Insegnamento a.a. 2015-2016

20251 - FIXED INCOME (ADVANCED METHODS)


CLMG - M - IM - MM - AFC - CLAPI - CLEFIN-FINANCE - CLELI - ACME - DES-ESS - EMIT

Department of Finance

Course taught in English

Go to class group/s: 31
CLMG (6 credits - I sem. - OP  |  SECS-S/06) - M (6 credits - I sem. - OP  |  SECS-S/06) - IM (6 credits - I sem. - OP  |  SECS-S/06) - MM (6 credits - I sem. - OP  |  SECS-S/06) - AFC (6 credits - I sem. - OP  |  SECS-S/06) - CLAPI (6 credits - I sem. - OP  |  SECS-S/06) - CLEFIN-FINANCE (6 credits - I sem. - OP  |  SECS-S/06) - CLELI (6 credits - I sem. - OP  |  SECS-S/06) - ACME (6 credits - I sem. - OP  |  SECS-S/06) - DES-ESS (6 credits - I sem. - OP  |  SECS-S/06) - EMIT (6 credits - I sem. - OP  |  SECS-S/06)
Course Director:
GIANLUCA FUSAI

Classes: 31 (I sem.)
Instructors:
Class 31: GIANLUCA FUSAI



Course Objectives

The purpose of the course is to present the latest achievements in the term of structure modeling for pricing and hedging interest rate derivatives. Emphasis is devoted to the theoretical and practical implementation of the models, and the suitability of different models in complex valuation and hedging problems of interest rate options, equity-linked fixed income securities and structured products. Completing the course, the participants have a clear and thorough understanding of the different methodologies in the pricing and hedging of interest rate options. The course is quantitatively oriented but financial and practical issues are greatly discussed.


Course Content Summary

  • Basic elements of financial mathematics.
  • LIBOR rates and Eurodeposits, FRA, Eurofutures, Swap.
  • Pricing Floating Rate Notes. Yield curve stripping.
  • Caps and Swaptions.
  • Interest rate modelling: the classical approach (Merton, Vasicek, Cox and Ingersoll).
  • Stochastic differential equations, change of numeraire and the market practice: the Black model.
  • Advanced term structure modelling: the Heath-Jarrow-Morton model and the LIBOR market model.
  • Model calibration.
  • Pricing of structured bonds.
  • Modelling the Volatility Smile in the interest rate market.
  • Credit risk issues.
  • Laboratory session (with Excel and/or Matlab) for implementation issues.

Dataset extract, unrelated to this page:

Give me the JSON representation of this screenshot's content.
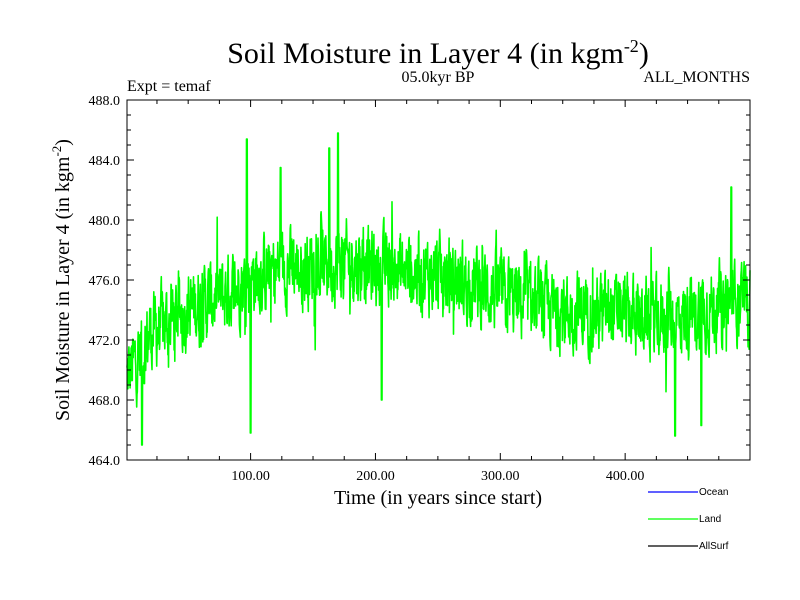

Detailed Description of Assessment Methods

The exam can have two different modalities:
  • two midterm examinations (closed books) are planned. The first follows the initial six lectures and is based on the first part of the course. The second examination will occur at the end of the course and is based on the second part of the course. If the grade of the midterm is not sufficient (less than 18), you cannot do the second mid-term examination and the take home examination.
  • A Final Examination (closed books) at the end of the course is planned, and will be based on the entire course.
  • A not compulsory coursework, that will give a maximum of 3 additional marks. For the take-home exam the use of Excel/Matlab will be required. Groupwork (no more than 3 persons) is allowed for the take home examination. The deadline for the take home examination will be set before the end of the course.

Textbooks

  • Presentation materials are available on the e-learning platform.
  • D. BRIGO, F. MERCURIO, Interest Rate Models - Theory and Practice: With Smile, Inflation and Credit, Springer Finance, 2007, 2nd edition.
  • J. HULL, Options, Futures and Other Derivatives, Pearson Prentice, Hall,6nd edition.
  • L. MARTELLINI, P. PRIAULET, S. PRIAULET, Fixed-Income Securities: Valuation, Risk Management and Portfolio Strategies, John Wiley & Sons, July 7, 2003.
  • P. VERONESI, Fixed Income Securities: Valuation, Risk, and Risk Management, Wiley, 2009.
Exam textbooks & Online Articles (check availability at the Library)

Prerequisites

Basic knowledge of derivative instruments like futures and options, their pricing through the no-arbitrage principle and the Black-Scholes formula as well as a basic knowledge of stochastic calculus (at the level of the Hull textbook) and solution of stochastic differential equations (like arithmetic and geometric Brownian motion) are required as prerequisites.

Last change 08/06/2015 10:01